Conventional warfare and firebombing has the same risks. The only unique things about nukes is radiation/fallout and the speed with which you can destroy many large targets at once rather than requiring a larger mobilization.
wow the only thing different from conventional weapons are the characteristics that make them non-conventional 🙄. shockingly its actually very different when hundreds of kilometers of shit go up at once than over months and years
With how fires work it's really not different. One firebombing is the same as a several nukes in that regard, which is the (condescending) yet misguided point I'm responding to.
i'm not saying nuclear weapons make special magic fire, i'm telling you a big concentrated fire has different effects on the environment than smaller, spread out (geographically or chronologically) ones. because two processes work the same on a micro level does not mean you can conflate them. campfires over a long enough period might produce the same amount of smoke and particulates as a volcanic eruption, but only one of those is blocking out the sun
Firebombing is what makes a big concentrated fire. When Tokyo was firebombed it continued burning for days and had significant impacts on the weather. Same for Dresden.
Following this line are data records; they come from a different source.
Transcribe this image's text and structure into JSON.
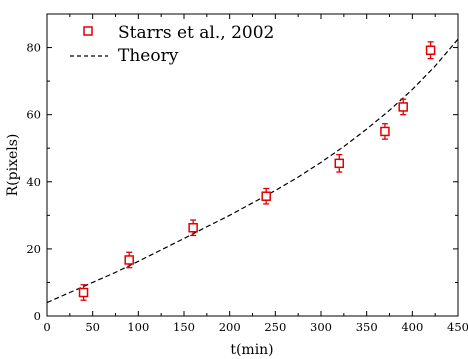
{
  "chart_data": {
    "type": "scatter",
    "xlabel": "t(min)",
    "ylabel": "R(pixels)",
    "xlim": [
      0,
      450
    ],
    "ylim": [
      0,
      90
    ],
    "xticks": [
      0,
      50,
      100,
      150,
      200,
      250,
      300,
      350,
      400,
      450
    ],
    "yticks": [
      0,
      20,
      40,
      60,
      80
    ],
    "grid": false,
    "legend_position": "top-left",
    "series": [
      {
        "name": "Starrs et al., 2002",
        "kind": "points",
        "marker": "open-square",
        "color": "#e00000",
        "x": [
          40,
          90,
          160,
          240,
          320,
          370,
          390,
          420
        ],
        "y": [
          7,
          16.7,
          26.3,
          35.7,
          45.5,
          55,
          62.3,
          79.2
        ],
        "yerr": [
          2.3,
          2.3,
          2.3,
          2.3,
          2.6,
          2.3,
          2.3,
          2.5
        ]
      },
      {
        "name": "Theory",
        "kind": "line",
        "style": "dashed",
        "color": "#000000",
        "x": [
          0,
          25,
          50,
          75,
          100,
          125,
          150,
          175,
          200,
          225,
          250,
          275,
          300,
          325,
          350,
          375,
          400,
          425,
          450
        ],
        "y": [
          4.0,
          7.0,
          10.0,
          13.0,
          16.3,
          19.7,
          23.1,
          26.6,
          30.0,
          33.7,
          37.4,
          41.4,
          45.8,
          50.5,
          55.7,
          61.3,
          67.5,
          74.5,
          82.5
        ]
      }
    ]
  }
}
Nukes actually don't make a big concentrated fire. The examples we have of them used in cities show that they make a large number of small fires. In [edit: Hiroshima], those fires then merged into much larger ones as they caught on through a very flammable city (mostly wooden structures). The fire risk is lesser than with firebombings, which intentionally use incendiary devices to ensure a given target lights on fire, usually in clusters to ensure the fires are past a critical point to be self-maintaining.
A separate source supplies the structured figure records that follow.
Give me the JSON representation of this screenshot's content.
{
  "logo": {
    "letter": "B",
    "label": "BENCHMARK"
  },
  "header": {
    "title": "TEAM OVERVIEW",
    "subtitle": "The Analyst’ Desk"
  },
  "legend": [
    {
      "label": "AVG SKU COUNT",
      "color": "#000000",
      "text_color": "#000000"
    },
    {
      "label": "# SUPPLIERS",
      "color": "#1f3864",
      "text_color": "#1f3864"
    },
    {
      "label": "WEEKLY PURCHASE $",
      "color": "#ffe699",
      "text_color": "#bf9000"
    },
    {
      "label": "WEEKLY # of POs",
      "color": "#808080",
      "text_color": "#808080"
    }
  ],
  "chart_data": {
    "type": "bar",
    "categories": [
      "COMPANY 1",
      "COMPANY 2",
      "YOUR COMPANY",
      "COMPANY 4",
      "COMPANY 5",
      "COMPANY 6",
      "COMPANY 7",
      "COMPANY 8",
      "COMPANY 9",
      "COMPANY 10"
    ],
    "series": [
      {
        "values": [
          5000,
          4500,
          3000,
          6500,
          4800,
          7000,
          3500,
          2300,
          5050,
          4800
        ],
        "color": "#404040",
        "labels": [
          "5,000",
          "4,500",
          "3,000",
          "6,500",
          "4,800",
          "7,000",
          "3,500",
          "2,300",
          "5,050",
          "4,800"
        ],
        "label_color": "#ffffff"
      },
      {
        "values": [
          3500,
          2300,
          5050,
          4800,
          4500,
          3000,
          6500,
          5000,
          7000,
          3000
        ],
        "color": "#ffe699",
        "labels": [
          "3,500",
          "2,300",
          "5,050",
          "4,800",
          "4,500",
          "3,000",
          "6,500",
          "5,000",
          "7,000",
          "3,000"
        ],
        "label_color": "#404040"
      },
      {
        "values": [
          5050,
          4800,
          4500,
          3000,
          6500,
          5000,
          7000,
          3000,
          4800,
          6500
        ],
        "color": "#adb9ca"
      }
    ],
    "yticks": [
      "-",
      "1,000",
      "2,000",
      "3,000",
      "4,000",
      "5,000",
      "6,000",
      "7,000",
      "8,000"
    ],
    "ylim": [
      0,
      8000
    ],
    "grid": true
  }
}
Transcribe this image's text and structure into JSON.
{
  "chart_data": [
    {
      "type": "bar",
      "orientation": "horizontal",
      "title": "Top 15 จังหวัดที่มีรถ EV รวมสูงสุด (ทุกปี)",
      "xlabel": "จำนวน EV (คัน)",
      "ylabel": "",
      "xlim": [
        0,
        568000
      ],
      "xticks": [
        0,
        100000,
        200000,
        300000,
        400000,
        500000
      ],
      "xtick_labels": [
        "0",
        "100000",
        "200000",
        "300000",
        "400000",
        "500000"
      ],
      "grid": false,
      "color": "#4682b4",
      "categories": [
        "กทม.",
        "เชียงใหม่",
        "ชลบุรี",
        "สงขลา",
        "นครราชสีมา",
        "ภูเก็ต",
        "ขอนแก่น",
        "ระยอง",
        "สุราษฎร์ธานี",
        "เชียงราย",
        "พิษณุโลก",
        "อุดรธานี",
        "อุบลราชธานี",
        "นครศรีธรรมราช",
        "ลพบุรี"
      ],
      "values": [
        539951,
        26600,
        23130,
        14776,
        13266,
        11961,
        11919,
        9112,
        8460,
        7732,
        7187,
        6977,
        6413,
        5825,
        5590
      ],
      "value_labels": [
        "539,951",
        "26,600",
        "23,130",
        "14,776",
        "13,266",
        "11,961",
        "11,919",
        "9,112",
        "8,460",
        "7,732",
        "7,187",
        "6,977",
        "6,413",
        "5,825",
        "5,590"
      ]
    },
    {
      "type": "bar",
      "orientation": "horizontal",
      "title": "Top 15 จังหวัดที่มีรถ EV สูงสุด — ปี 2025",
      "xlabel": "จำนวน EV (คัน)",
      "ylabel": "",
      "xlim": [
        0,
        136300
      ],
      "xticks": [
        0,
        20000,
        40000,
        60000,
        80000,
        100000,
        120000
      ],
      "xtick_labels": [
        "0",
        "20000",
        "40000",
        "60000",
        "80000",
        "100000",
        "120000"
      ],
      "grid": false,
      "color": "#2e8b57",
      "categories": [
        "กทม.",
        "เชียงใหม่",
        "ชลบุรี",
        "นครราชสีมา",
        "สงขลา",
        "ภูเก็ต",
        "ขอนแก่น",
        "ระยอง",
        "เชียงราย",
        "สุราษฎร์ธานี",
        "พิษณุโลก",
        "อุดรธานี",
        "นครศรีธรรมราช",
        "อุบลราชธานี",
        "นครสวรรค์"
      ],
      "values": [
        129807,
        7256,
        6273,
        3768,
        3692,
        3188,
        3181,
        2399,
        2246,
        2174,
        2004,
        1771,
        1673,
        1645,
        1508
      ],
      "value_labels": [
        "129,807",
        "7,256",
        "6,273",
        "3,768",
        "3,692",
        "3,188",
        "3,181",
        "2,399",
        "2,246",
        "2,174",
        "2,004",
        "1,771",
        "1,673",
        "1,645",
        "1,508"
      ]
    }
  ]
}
Nukes are not dangerous because they cause fires. They're dangerous because they leave behind radioactivity and because you can blow up a lot of things at once. This was and is considered a significant tactical advantage, as you can disable "the enemy" in one round, but if they also have nukes they'll try to do the same, and in the process you'll destroy so many population centers and possibly leave them uninhabitable for decades depending on the exact kind of bomb used.
you're being incredibly myopic, this isn't about comparing the damage to individual cities based on munitions. if we went to the trouble of hand-placing a firebomb in every structure of a city we could ensure 100% damage! that's the most dangerous form of warfare right there! MIRVs can target 10 cities, there's hundreds of these missiles. the smoke of 100 cities in the same day causes crop failures and temperature changes, the year (optimistic estimate) it would take to do that with a normal air campaign would limit those effects.
this is why they're different. if all 500 nuclear tests that have ever been done in 80 years all happened tomorrow, the effects on our climate would be substantially different from the same spaced out over 80 years.
I'm not being myopic, I'm just addressing items as they are presented to me and trying to do them one at a time. I'll try doing multiple at a time, maybe it will be more constructive.
Consider that firebombing causes far more fire than nukes and that forest fires regularly release far more soot. I'm suggesting that we do think of the scale here, and think about the logic at hand, given that nukes' primary impact is actually not starting fires or soot production. Both regular forest fires and volcanic activity produces comparable amounts of this already, and firebombing does way more of it. The number of nukes you're describing would likely produce less cooling materials than Krakatoa.
I haven't gotten to the topic of nuclear winter yet because I thought the other points might settle it first. But nuclear winter is, itself, very poorly evidenced and depends on speculation that flies in the face of what evidence we do have. It assumes that particulates in the stratosphere would hit some turning point where they stop acting like they usually do, with basically no mechanistic basis. It's just a speculative and very very simple linear model from the 80s that got turned into pop science and water cooler chat.
Nukes are still horrible, as are all the weapons we've mentioned, but nuclear winter is not anywhere near the thing to rationally fear from them.